Temyizen incelenen karar usul ve hukuka uygun olup, dilekçede ileri sürülen temyiz nedenleri kararın bozulmasını gerektirecek nitelikte görülmemiştir.
KARAR SONUCU:
Açıklanan nedenlerle;
1.Temyiz isteminin reddine,
2.Temyize konu … Vergi Mahkemesinin … tarih ve E:…, K:… sayılı kararının ONANMASINA,
3.Temyiz giderlerinin istemde bulunan üzerinde bırakılmasına,
4.Dosyanın anılan Vergi Mahkemesine gönderilmesine,
5.2577 sayılı İdari Yargılama Usulü Kanunu'nun (Geçici 8. maddesi uyarınca uygulanmasına devam edilen) 54. maddesinin 1. fıkrası uyarınca bu kararın tebliğ tarihini izleyen günden itibaren onbeş (15) gün içinde karar düzeltme yolu açık olmak üzere, 27/10/2021 tarihinde oyçokluğuyla karar verildi.
(X) KARŞI OY :
213 sayılı Vergi Usul Kanunun "Şüpheli Alacaklar" başlıklı 323. maddesinde, "Ticari ve zirai kazancın elde edilmesi ve idame ettirilmesi ile ilgili olmak şartıyla;
1. Dava veya icra safhasında bulunan alacaklar;
2. Yapılan protestoya veya yazı ile bir defadan fazla istenilmesine rağmen borçlu tarafından ödenmemiş bulunan dava ve icra takibine değmeyecek derecede küçük alacaklar; şüpheli alacak sayılır.
Yukarıda yazılı şüpheli alacaklar için değerleme gününün tasarruf değerine göre pasifte karşılık ayrılabilir. Bu karşılığın hangi alacaklara ait olduğu karşılık hesabında gösterilir. Teminatlı alacaklarda bu karşılık teminattan geri kalan miktara inhisar eder. Şüpheli alacakların sonradan tahsil edilen miktarları tahsil edildikleri dönemde kar-zarar hesabına intikal ettirilir." hükmüne yer verilmiştir.
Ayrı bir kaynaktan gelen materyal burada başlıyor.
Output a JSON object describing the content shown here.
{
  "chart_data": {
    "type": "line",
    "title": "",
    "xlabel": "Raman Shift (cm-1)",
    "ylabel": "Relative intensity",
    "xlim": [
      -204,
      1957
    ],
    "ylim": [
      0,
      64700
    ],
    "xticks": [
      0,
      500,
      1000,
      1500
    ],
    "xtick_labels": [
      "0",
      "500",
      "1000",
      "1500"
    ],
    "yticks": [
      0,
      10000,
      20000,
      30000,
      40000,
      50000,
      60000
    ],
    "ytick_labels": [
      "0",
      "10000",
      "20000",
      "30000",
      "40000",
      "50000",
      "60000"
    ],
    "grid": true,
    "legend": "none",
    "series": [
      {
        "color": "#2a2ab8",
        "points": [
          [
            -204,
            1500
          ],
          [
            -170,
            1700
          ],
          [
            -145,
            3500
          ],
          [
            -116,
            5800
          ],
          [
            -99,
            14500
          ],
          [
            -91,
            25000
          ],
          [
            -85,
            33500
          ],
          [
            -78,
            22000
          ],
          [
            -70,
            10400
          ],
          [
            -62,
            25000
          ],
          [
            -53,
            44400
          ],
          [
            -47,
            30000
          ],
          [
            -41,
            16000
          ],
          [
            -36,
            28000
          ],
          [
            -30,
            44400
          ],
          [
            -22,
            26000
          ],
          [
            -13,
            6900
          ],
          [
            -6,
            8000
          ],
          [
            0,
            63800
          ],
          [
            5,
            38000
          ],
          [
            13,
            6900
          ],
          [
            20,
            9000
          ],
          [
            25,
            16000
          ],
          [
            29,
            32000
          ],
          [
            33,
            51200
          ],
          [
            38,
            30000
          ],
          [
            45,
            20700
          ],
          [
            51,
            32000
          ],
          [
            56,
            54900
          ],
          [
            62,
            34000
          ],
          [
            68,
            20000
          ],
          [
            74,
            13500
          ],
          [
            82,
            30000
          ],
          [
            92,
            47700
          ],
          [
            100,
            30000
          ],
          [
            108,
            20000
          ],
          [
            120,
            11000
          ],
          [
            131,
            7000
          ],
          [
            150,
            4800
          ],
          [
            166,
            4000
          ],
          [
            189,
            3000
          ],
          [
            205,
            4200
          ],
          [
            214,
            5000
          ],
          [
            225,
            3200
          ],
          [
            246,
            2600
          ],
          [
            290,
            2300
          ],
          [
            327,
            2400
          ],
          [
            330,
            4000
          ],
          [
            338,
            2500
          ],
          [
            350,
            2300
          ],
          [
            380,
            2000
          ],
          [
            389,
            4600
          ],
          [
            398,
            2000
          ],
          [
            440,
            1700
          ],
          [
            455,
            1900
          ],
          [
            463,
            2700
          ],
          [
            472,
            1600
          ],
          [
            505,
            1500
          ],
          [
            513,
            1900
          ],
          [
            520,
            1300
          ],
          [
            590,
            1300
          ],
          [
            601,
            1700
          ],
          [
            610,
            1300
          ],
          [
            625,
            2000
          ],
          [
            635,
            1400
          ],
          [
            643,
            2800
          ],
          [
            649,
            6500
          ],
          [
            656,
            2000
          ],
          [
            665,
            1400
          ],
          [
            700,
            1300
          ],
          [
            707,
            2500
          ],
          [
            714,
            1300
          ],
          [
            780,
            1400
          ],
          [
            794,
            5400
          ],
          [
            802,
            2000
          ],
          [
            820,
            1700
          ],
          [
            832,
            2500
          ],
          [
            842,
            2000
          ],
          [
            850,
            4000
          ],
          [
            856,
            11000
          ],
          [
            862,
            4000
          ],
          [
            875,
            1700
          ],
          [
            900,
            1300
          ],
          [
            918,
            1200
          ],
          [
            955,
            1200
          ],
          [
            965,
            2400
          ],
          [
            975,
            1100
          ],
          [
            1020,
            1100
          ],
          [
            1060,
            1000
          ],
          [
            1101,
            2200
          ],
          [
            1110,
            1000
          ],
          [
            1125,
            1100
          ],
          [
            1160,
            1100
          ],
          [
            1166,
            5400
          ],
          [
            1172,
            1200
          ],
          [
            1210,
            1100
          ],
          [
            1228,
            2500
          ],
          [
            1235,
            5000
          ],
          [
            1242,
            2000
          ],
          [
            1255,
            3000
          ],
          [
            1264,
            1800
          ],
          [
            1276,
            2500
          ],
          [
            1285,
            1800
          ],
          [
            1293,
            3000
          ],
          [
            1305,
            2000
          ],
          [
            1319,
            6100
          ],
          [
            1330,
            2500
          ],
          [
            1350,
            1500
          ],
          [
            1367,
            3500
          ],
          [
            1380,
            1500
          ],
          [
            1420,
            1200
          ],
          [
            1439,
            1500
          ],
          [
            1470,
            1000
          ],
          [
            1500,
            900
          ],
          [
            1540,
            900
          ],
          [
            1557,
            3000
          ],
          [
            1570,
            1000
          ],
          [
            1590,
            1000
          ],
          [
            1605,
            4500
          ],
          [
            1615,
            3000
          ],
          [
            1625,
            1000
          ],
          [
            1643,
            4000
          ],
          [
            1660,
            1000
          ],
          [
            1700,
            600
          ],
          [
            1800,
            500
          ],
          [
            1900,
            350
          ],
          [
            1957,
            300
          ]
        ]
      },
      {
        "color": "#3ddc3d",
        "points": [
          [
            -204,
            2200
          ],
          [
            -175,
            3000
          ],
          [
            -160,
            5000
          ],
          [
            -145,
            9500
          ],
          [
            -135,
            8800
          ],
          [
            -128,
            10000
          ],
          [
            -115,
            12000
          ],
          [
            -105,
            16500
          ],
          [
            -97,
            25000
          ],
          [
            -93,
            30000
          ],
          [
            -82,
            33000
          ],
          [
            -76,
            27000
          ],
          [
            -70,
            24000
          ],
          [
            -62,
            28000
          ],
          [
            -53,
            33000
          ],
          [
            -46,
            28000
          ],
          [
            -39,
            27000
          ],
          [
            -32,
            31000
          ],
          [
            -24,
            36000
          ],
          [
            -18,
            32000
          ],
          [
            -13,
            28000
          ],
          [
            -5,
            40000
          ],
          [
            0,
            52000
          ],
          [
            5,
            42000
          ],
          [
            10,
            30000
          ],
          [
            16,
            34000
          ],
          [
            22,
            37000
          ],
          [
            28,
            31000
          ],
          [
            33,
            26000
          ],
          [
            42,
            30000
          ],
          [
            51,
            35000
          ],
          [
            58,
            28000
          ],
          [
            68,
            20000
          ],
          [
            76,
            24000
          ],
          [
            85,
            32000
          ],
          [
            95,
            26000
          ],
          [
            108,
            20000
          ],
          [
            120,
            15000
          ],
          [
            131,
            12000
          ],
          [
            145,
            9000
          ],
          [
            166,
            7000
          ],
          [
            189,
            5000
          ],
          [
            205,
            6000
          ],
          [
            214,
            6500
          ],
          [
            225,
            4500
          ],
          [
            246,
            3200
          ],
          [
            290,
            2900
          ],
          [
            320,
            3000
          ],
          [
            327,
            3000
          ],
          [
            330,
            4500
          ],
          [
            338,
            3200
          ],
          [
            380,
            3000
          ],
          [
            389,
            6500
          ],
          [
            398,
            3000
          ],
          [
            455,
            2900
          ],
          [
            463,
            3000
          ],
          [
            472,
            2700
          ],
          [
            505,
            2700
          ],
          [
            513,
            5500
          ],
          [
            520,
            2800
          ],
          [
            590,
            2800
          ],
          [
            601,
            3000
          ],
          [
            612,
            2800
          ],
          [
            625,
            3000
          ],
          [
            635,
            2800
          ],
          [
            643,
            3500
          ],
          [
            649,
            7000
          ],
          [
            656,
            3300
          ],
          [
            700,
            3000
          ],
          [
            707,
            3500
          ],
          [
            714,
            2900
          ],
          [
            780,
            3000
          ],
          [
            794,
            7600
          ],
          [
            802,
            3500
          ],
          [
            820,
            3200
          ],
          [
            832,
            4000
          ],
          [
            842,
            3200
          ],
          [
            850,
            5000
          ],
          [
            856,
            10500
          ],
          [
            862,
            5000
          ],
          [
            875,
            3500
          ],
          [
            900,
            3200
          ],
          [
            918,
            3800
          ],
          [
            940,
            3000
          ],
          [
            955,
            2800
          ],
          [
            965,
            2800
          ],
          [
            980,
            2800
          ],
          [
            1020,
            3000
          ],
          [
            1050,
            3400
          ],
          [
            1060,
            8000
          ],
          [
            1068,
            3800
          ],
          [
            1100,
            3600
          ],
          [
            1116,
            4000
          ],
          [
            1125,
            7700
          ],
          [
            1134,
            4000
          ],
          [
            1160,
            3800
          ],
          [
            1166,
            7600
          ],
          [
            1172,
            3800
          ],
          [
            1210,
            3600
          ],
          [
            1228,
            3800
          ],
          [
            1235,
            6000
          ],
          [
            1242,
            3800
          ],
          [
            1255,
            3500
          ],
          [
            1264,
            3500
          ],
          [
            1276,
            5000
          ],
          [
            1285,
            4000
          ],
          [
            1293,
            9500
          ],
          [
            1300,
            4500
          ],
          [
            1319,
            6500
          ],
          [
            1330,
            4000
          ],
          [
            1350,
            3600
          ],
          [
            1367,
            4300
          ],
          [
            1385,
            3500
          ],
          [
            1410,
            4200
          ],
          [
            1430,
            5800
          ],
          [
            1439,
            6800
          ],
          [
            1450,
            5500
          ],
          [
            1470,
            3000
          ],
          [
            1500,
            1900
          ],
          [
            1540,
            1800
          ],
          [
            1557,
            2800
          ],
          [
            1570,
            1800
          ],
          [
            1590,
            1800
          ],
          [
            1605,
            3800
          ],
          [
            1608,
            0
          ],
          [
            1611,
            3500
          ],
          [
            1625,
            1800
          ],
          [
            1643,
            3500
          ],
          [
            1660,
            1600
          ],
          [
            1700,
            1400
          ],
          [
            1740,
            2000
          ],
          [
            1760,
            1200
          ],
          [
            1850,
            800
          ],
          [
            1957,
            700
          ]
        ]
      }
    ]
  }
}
Dosyanın incelenmesinden, davacı şirket tarafından önceden imzalanan faktoring sözleşmeleri kapsamında tahsil edilemeyen alacaklardan 6.070.719,00-TL’lik kısmını 50.000,00 TL bedelle …Yönetim A.Ş.'ne satışından doğan tutarın kanunen kabul edilmeyen gider olarak ihtirazi kayıtla kurumlar vergisi beyannamesinde kayıtlarına intikal ettirildiği, söz konusu alacağın şüpheli alacak olarak dikkate alınması gerektiği, anılan bu tutarın zarar olarak kurum kazancından indirilmesi gerektiği gerekçesiyle ihtirazi kayıtla verilen beyannamede anılan kısma isabet eden verginin iptali istemiyle görülmekte olan davanın açıldığı anlaşılmıştır.
Olayda, iç veya dış pazarlar için mal ve hizmet satımı faaliyetinde bulunan üretici ve tacir şirketlerin mal ve hizmet satışından doğmuş veya doğacak kısa süreli ticari alacaklarının faktör olarak adlandırılan bir finansal kurum tarafından satın alınarak (temellük edilerek), satış bedelinin vadesinde tahsilinin üstlenilmesi, istenildiğinde vadeden önce belirli oranda peşin ödeme yapılması, tahsil edilememe riskinin karşılanması ve alacak muhasebesinin tutulması olarak tanımlanabilecek olan faktoring işlemi yapan bir şirketin, daha önce kârın teşekkülünü etkilememiş bir alacağını karşılık ayırarak zarar yazılmasının mümkün olmadığı, çünkü ticari bir organizasyonda satılan mal ve hizmet bedeli tahsil edilmemiş olsa bile tahakkuk esası geçerli olduğundan, hasılata intikal ettirilmekle kârın teşekkülünü etkilediği, bu nedenle bir alacağın tahsil edilmesinin şüpheli hale geldiği anda üzerinden karşılık ayrılarak zarara intikal edilebileceği, nitekim bu hususun 213 sayılı Kanunun 323. maddesine ilişkin gerekçesinde açıkça belirtildiği dikkate alınmalıdır.
Bu durumda, geri dönülebilir faktoring hizmeti sunan davacı şirketin, 2012 yılında temlik edilen alacakları; hasılatına dahil etmeden, şüpheli hale geldiğinden bahisle önce şüpheli ticari karşılık ayrılması 213 sayılı Kanunun 323. maddesine uygun olmadığından, Vergi Mahkemesi kararının bozulması gerektiği görüşüyle karara katılmıyorum.